Le chaos en physique, Luc Pastur Jeudi 8 avril 2010, Laboratoire d’Informatique pour la Mécanique et les Sciences de l’Ingénieur (LIMSI)

Jeudi 8 avril 2010, le dernier jeudi de la recherche de la saison 2009-2010 a eu lieu au LIMSI à la faculté des sciences d’Orsay. Chercheur au sein de cette unité qui travaille sur des thèmes variés tels que la mécanique des fluides, l’énergétique, l’acoustique, la vision et la perception, la réalité virtuelle… Luc Pastur nous a accueillis pour nous parler du chaos en physique. Ce jeudi de la recherche nous montre entre autres que le chaos n’a rien d’aléatoire et s’inscrit dans un débat quasi philosophique !

Selon les Grecs anciens, Xαoσ (chaos en grec) désigne l’état du monde avant toute création mais aussi une entité primordiale de laquelle est né l’Univers. Il y a donc émergence spontanée de l’ordre à partir du chaos. C’est cette idée, commune à de nombreuses cosmogonies, qui est retrouvée en physique.

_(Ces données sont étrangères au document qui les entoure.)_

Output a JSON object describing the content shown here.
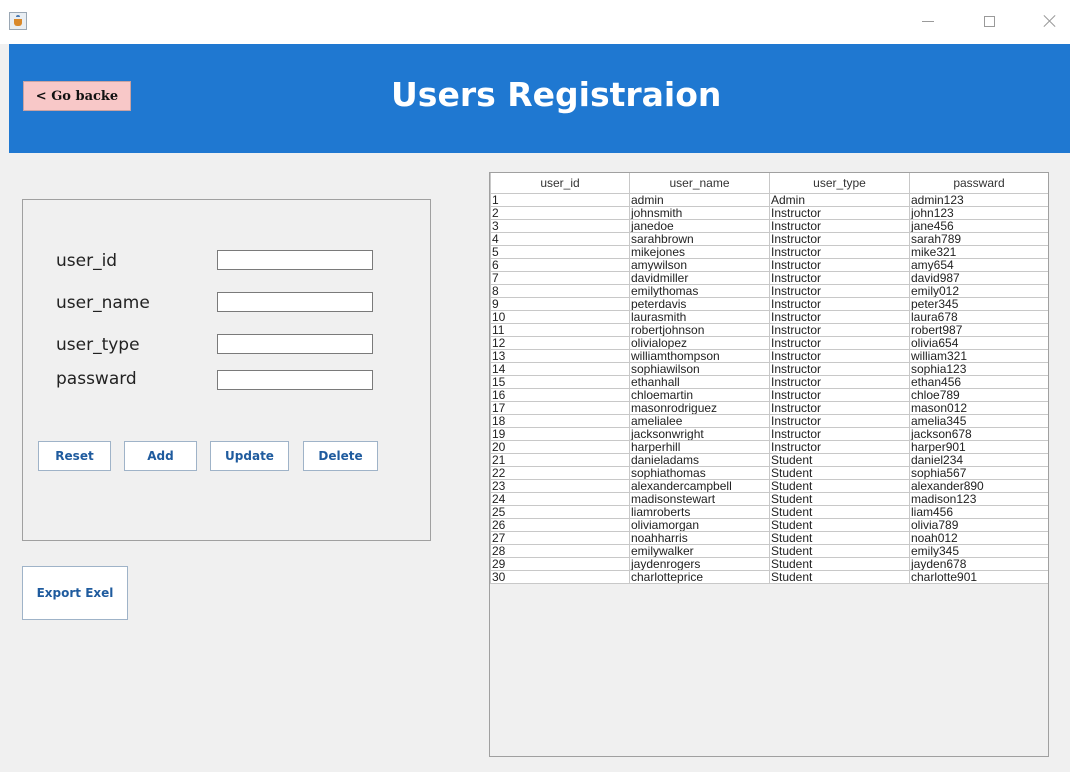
{
  "window": {
    "icon": "java-cup-icon",
    "controls": [
      "minimize-icon",
      "maximize-icon",
      "close-icon"
    ]
  },
  "header": {
    "back_label": "< Go backe",
    "title": "Users Registraion",
    "background": "#1f78d1"
  },
  "form": {
    "labels": {
      "user_id": "user_id",
      "user_name": "user_name",
      "user_type": "user_type",
      "passward": "passward"
    },
    "values": {
      "user_id": "",
      "user_name": "",
      "user_type": "",
      "passward": ""
    }
  },
  "actions": {
    "reset": "Reset",
    "add": "Add",
    "update": "Update",
    "delete": "Delete",
    "export": "Export Exel"
  },
  "table": {
    "columns": [
      "user_id",
      "user_name",
      "user_type",
      "passward"
    ],
    "rows": [
      [
        "1",
        "admin",
        "Admin",
        "admin123"
      ],
      [
        "2",
        "johnsmith",
        "Instructor",
        "john123"
      ],
      [
        "3",
        "janedoe",
        "Instructor",
        "jane456"
      ],
      [
        "4",
        "sarahbrown",
        "Instructor",
        "sarah789"
      ],
      [
        "5",
        "mikejones",
        "Instructor",
        "mike321"
      ],
      [
        "6",
        "amywilson",
        "Instructor",
        "amy654"
      ],
      [
        "7",
        "davidmiller",
        "Instructor",
        "david987"
      ],
      [
        "8",
        "emilythomas",
        "Instructor",
        "emily012"
      ],
      [
        "9",
        "peterdavis",
        "Instructor",
        "peter345"
      ],
      [
        "10",
        "laurasmith",
        "Instructor",
        "laura678"
      ],
      [
        "11",
        "robertjohnson",
        "Instructor",
        "robert987"
      ],
      [
        "12",
        "olivialopez",
        "Instructor",
        "olivia654"
      ],
      [
        "13",
        "williamthompson",
        "Instructor",
        "william321"
      ],
      [
        "14",
        "sophiawilson",
        "Instructor",
        "sophia123"
      ],
      [
        "15",
        "ethanhall",
        "Instructor",
        "ethan456"
      ],
      [
        "16",
        "chloemartin",
        "Instructor",
        "chloe789"
      ],
      [
        "17",
        "masonrodriguez",
        "Instructor",
        "mason012"
      ],
      [
        "18",
        "amelialee",
        "Instructor",
        "amelia345"
      ],
      [
        "19",
        "jacksonwright",
        "Instructor",
        "jackson678"
      ],
      [
        "20",
        "harperhill",
        "Instructor",
        "harper901"
      ],
      [
        "21",
        "danieladams",
        "Student",
        "daniel234"
      ],
      [
        "22",
        "sophiathomas",
        "Student",
        "sophia567"
      ],
      [
        "23",
        "alexandercampbell",
        "Student",
        "alexander890"
      ],
      [
        "24",
        "madisonstewart",
        "Student",
        "madison123"
      ],
      [
        "25",
        "liamroberts",
        "Student",
        "liam456"
      ],
      [
        "26",
        "oliviamorgan",
        "Student",
        "olivia789"
      ],
      [
        "27",
        "noahharris",
        "Student",
        "noah012"
      ],
      [
        "28",
        "emilywalker",
        "Student",
        "emily345"
      ],
      [
        "29",
        "jaydenrogers",
        "Student",
        "jayden678"
      ],
      [
        "30",
        "charlotteprice",
        "Student",
        "charlotte901"
      ]
    ]
  }
}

En physique, le mot chaos a été choisi pour « étiqueter » un nouveau paradigme selon lequel l’évolution d’un système, déterministe, peut être imprédictible. Ce choix n’est pas anodin dans la mesure où tout le monde a une idée de ce qu’est le chaos et cette théorie rencontre un vrai succès parmi le grand public, comme on a pu le voir lors de ce jeudi de la recherche !

Luc Pastur fait partie d’une petite équipe expérimentale au sein d’un département de mécanique. Leur but est d’essayer d’identifier « la simplicité dans le complexe ». Tout un programme !

Historique

Si la notion de chaos n’a été que récemment identifiée comme telle, elle puise ses racines beaucoup plus loin dans l’histoire de la physique. Remontons donc le temps…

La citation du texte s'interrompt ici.